Removing double opt-in doubled email sign-up and only reduced responsiveness by 20%. I, for a fact, absolutely hate double opt-in. I don't think there's any correlation between the two. You can ask for investment in smarter ways.

You do have to clean your list more frequently, though -- but if you use an autoresponder with decent capabilities (Drip, ActiveCampaign, Infusionsoft) you can automate to send an email warning you'll unsubscribe them if they don't click the link below when said subscriber hadn't open an email for 30/60/90 days.

 

[propipper]

@eliquid @CCarter I just learned a lot from this thread, thank you. I had never dug into the law like @eliquid just did.

Yep, that's what I meant. I'm also not using an overly enticing lead magnet, so that shouldn't be the issue. I was worried the confirmation email might not have been inboxing. But, I've thrown in a few emails and the double-optin email has priority inboxed. It shouldn't be a hard niche to get people to confirm.

I had the same question about if the double-opt in email was even getting delivered.
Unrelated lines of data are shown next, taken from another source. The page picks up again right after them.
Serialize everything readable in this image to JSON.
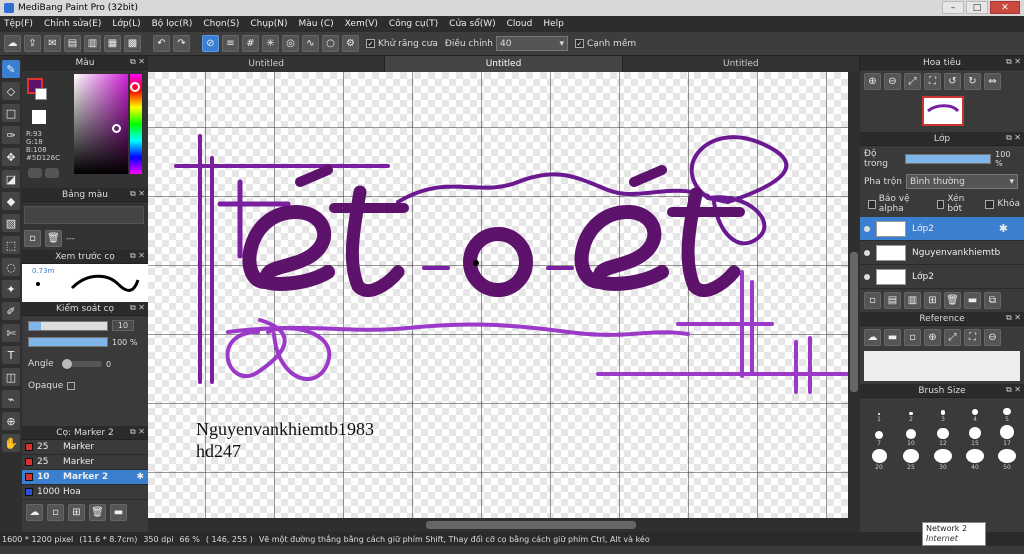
{
  "window": {
    "title": "MediBang Paint Pro (32bit)",
    "min": "–",
    "max": "□",
    "close": "✕"
  },
  "menu": [
    "Tệp(F)",
    "Chỉnh sửa(E)",
    "Lớp(L)",
    "Bộ lọc(R)",
    "Chọn(S)",
    "Chụp(N)",
    "Màu (C)",
    "Xem(V)",
    "Công cụ(T)",
    "Cửa sổ(W)",
    "Cloud",
    "Help"
  ],
  "toolbar": {
    "antialias_label": "Khử răng cưa",
    "adjust_label": "Điều chỉnh",
    "adjust_value": "40",
    "edge_label": "Cạnh mềm"
  },
  "tabs": [
    "Untitled",
    "Untitled",
    "Untitled"
  ],
  "color_panel": {
    "title": "Màu",
    "r": "R:93",
    "g": "G:18",
    "b": "B:108",
    "hex": "#5D126C",
    "current": "#5D126C"
  },
  "palette_panel": {
    "title": "Bảng màu",
    "dash": "---"
  },
  "preview_panel": {
    "title": "Xem trước cọ",
    "size": "0.73m"
  },
  "brush_ctrl": {
    "title": "Kiểm soát cọ",
    "size": "10",
    "opacity": "100 %",
    "opacity_value": 1.0,
    "angle_label": "Angle",
    "angle": "0",
    "opaque_label": "Opaque"
  },
  "brush_list": {
    "title": "Cọ: Marker 2",
    "items": [
      {
        "size": "25",
        "name": "Marker",
        "color": "#d93030"
      },
      {
        "size": "25",
        "name": "Marker",
        "color": "#d93030"
      },
      {
        "size": "10",
        "name": "Marker 2",
        "color": "#d93030"
      },
      {
        "size": "1000",
        "name": "Hoa",
        "color": "#3050d9"
      }
    ]
  },
  "navigator": {
    "title": "Hoa tiêu"
  },
  "layer_panel": {
    "title": "Lớp",
    "opacity_label": "Độ trong",
    "opacity": "100 %",
    "opacity_value": 1.0,
    "blend_label": "Pha trộn",
    "blend": "Bình thường",
    "protect_alpha": "Bảo vệ alpha",
    "clip": "Xén bớt",
    "lock": "Khóa",
    "layers": [
      "Lớp2",
      "Nguyenvankhiemtb",
      "Lớp2"
    ]
  },
  "reference_panel": {
    "title": "Reference"
  },
  "brushsize_panel": {
    "title": "Brush Size",
    "sizes": [
      "1",
      "2",
      "3",
      "4",
      "5",
      "7",
      "10",
      "12",
      "15",
      "17",
      "20",
      "25",
      "30",
      "40",
      "50",
      "70",
      "100"
    ]
  },
  "canvas_text": {
    "signature_line1": "Nguyenvankhiemtb1983",
    "signature_line2": "hd247"
  },
  "status": {
    "size": "1600 * 1200 pixel",
    "cm": "(11.6 * 8.7cm)",
    "dpi": "350 dpi",
    "zoom": "66 %",
    "coords": "( 146, 255 )",
    "hint": "Vẽ một đường thẳng bằng cách giữ phím Shift, Thay đổi cỡ cọ bằng cách giữ phím Ctrl, Alt và kéo"
  },
  "tooltip": {
    "line1": "Network 2",
    "line2": "Internet access"
  },
  "colors": {
    "accent": "#3b7fd1",
    "ink": "#7a1fa0",
    "ink_light": "#b44fd6"
  }
}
I had that problem just recently with Gmail. This wasn't even for mass emailing or autoresponders but I was getting everything from not delivered to stuck in SPAM and I only know because I was emailing my clients.

Since you know it's inboxing, are you going to try and do A/B testing with a different lead magnet? Curious to see if any of those are factors in the 50% rate or if it's because of the double-opt in.

 

[Nat]

I had the same question about if the double-opt in email was even getting delivered.

I had that problem just recently with Gmail. This wasn't even for mass emailing or autoresponders but I was getting everything from not delivered to stuck in SPAM and I only know because I was emailing my clients.

Since you know it's inboxing, are you going to try and do A/B testing with a different lead magnet? Curious to see if any of those are factors in the 50% rate or if it's because of the double-opt in.

Split testing and adding a variety of lead magnets is on my to-do list, but it isn't #1 priority right now.

It isn't actually over-promised lead magnets, I am having this issue with email sign-ups that weren't even incentivized. Meaning, they should all be genuinely interested in clicking that "confirm," because most of them opted in on "get our new posts delivered to your inbox" type forms.